I need to know if this is normal or if there's something wrong with me.
In a nut shell, I don't (and have never) had any desire to have sex. That's not to say I don't get aroused, because I do... very easily at that. It takes very little stimulation to give me an erection. I just don't feel the need to go out and have sex with women.
I'm in my late 20's and single. I've had 1 girlfriend when I was 20. We had sex a few times, but it was always at her initiation. I can't say I felt anything when we did it. It was 5 years (almost to the date) from the last time I had sex to the night I hooked up with a woman downtown. I was extremely drunk and it just sort of happened. That was over 2 years ago. Again I can't say I really felt anything.
All I hear from friends and coworkers are about their different women, how many times they've "hooked up", etc. I often times I feel really emasculated... like I'm less of a man because I'm not out "banging chicks".
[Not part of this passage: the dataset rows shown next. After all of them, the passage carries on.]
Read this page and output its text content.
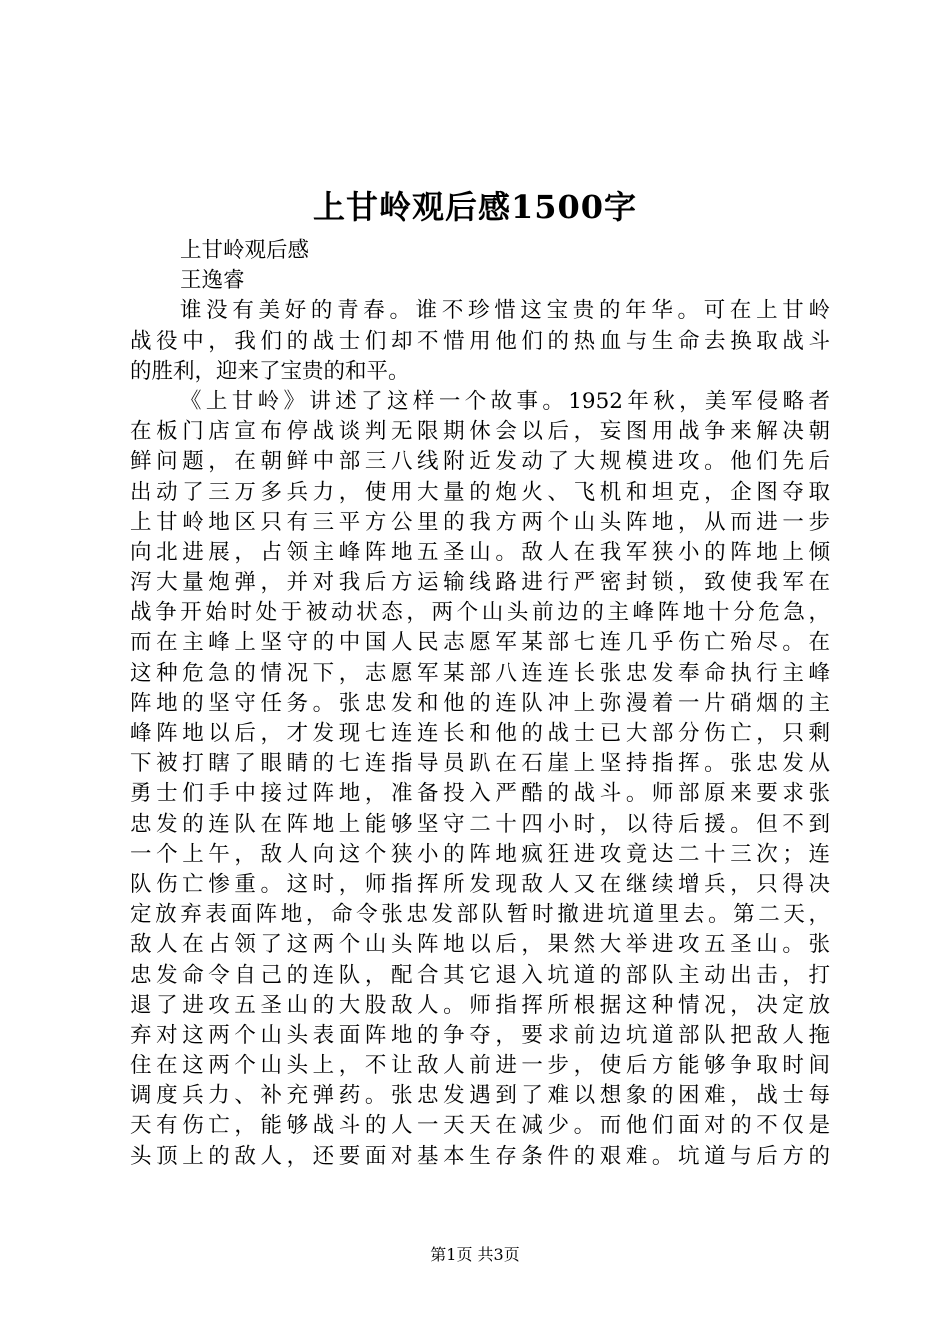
上甘岭观后感1500字
上甘岭观后感
王逸睿
谁没有美好的青春。谁不珍惜这宝贵的年华。可在上甘岭
战役中，我们的战士们却不惜用他们的热血与生命去换取战斗
的胜利，迎来了宝贵的和平。
《上甘岭》讲述了这样一个故事。1952年秋，美军侵略者
在板门店宣布停战谈判无限期休会以后，妄图用战争来解决朝
鲜问题，在朝鲜中部三八线附近发动了大规模进攻。他们先后
出动了三万多兵力，使用大量的炮火、飞机和坦克，企图夺取
上甘岭地区只有三平方公里的我方两个山头阵地，从而进一步
向北进展，占领主峰阵地五圣山。敌人在我军狭小的阵地上倾
泻大量炮弹，并对我后方运输线路进行严密封锁，致使我军在
战争开始时处于被动状态，两个山头前边的主峰阵地十分危急，
而在主峰上坚守的中国人民志愿军某部七连几乎伤亡殆尽。在
这种危急的情况下，志愿军某部八连连长张忠发奉命执行主峰
阵地的坚守任务。张忠发和他的连队冲上弥漫着一片硝烟的主
峰阵地以后，才发现七连连长和他的战士已大部分伤亡，只剩
下被打瞎了眼睛的七连指导员趴在石崖上坚持指挥。张忠发从
勇士们手中接过阵地，准备投入严酷的战斗。师部原来要求张
忠发的连队在阵地上能够坚守二十四小时，以待后援。但不到
一个上午，敌人向这个狭小的阵地疯狂进攻竟达二十三次；连
队伤亡惨重。这时，师指挥所发现敌人又在继续增兵，只得决
定放弃表面阵地，命令张忠发部队暂时撤进坑道里去。第二天，
敌人在占领了这两个山头阵地以后，果然大举进攻五圣山。张
忠发命令自己的连队，配合其它退入坑道的部队主动出击，打
退了进攻五圣山的大股敌人。师指挥所根据这种情况，决定放
弃对这两个山头表面阵地的争夺，要求前边坑道部队把敌人拖
住在这两个山头上，不让敌人前进一步，使后方能够争取时间
调度兵力、补充弹药。张忠发遇到了难以想象的困难，战士每
天有伤亡，能够战斗的人一天天在减少。而他们面对的不仅是
头顶上的敌人，还要面对基本生存条件的艰难。坑道与后方的
第1页 共3页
Is there anything I can do to increase the natural desire to have sex? This plays a big role in my lack of self confidence because I'm afraid that I'll be laughed at by my lack of experience.
First i I really commend you for talking about this. You should and you have bravo! You are normal. It's ok to not have a high sex drive. My ex didnt have one and her brother didnt have one. It's ok. There really is No solution and you shouldn't go looking for one. Be who you are and along will come a girl who shares your cycle. You two may end up having sex only at birthdays and Christmas and it will be amazing.
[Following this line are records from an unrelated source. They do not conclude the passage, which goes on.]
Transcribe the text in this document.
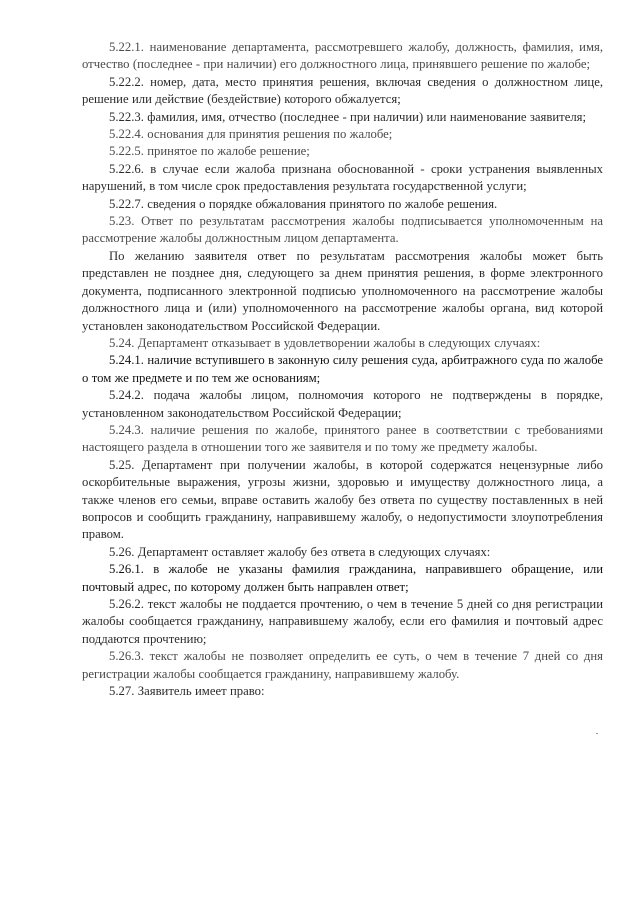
5.22.1. наименование департамента, рассмотревшего жалобу, должность, фамилия, имя, отчество (последнее - при наличии) его должностного лица, принявшего решение по жалобе;

5.22.2. номер, дата, место принятия решения, включая сведения о должностном лице, решение или действие (бездействие) которого обжалуется;

5.22.3. фамилия, имя, отчество (последнее - при наличии) или наименование заявителя;

5.22.4. основания для принятия решения по жалобе;

5.22.5. принятое по жалобе решение;

5.22.6. в случае если жалоба признана обоснованной - сроки устранения выявленных нарушений, в том числе срок предоставления результата государственной услуги;

5.22.7. сведения о порядке обжалования принятого по жалобе решения.

5.23. Ответ по результатам рассмотрения жалобы подписывается уполномоченным на рассмотрение жалобы должностным лицом департамента.

По желанию заявителя ответ по результатам рассмотрения жалобы может быть представлен не позднее дня, следующего за днем принятия решения, в форме электронного документа, подписанного электронной подписью уполномоченного на рассмотрение жалобы должностного лица и (или) уполномоченного на рассмотрение жалобы органа, вид которой установлен законодательством Российской Федерации.

5.24. Департамент отказывает в удовлетворении жалобы в следующих случаях:

5.24.1. наличие вступившего в законную силу решения суда, арбитражного суда по жалобе о том же предмете и по тем же основаниям;

5.24.2. подача жалобы лицом, полномочия которого не подтверждены в порядке, установленном законодательством Российской Федерации;

5.24.3. наличие решения по жалобе, принятого ранее в соответствии с требованиями настоящего раздела в отношении того же заявителя и по тому же предмету жалобы.

5.25. Департамент при получении жалобы, в которой содержатся нецензурные либо оскорбительные выражения, угрозы жизни, здоровью и имуществу должностного лица, а также членов его семьи, вправе оставить жалобу без ответа по существу поставленных в ней вопросов и сообщить гражданину, направившему жалобу, о недопустимости злоупотребления правом.

5.26. Департамент оставляет жалобу без ответа в следующих случаях:

5.26.1. в жалобе не указаны фамилия гражданина, направившего обращение, или почтовый адрес, по которому должен быть направлен ответ;

5.26.2. текст жалобы не поддается прочтению, о чем в течение 5 дней со дня регистрации жалобы сообщается гражданину, направившему жалобу, если его фамилия и почтовый адрес поддаются прочтению;

5.26.3. текст жалобы не позволяет определить ее суть, о чем в течение 7 дней со дня регистрации жалобы сообщается гражданину, направившему жалобу.

5.27. Заявитель имеет право:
Judging by how many "my wife/gf has no sex drive" posts there are on here, I'm sure you'll have no trouble finding a girl who will be relieved that you don't want sex all the time. Find a girl who has the same disinterest (which believe me is a lot easier than finding a guy who doesn't have sex on the brain every second of every day) and you'll be happier than two peas in the same pod.
I guess it's a least a little comforting to know I'm not the only one that has this... but at the same time a bit depressing because it's another thing to add to my list. It's already incredibly tough for me to meet women (social anxiety and low self confidence), that adding a low sex drive reduces my chances even further.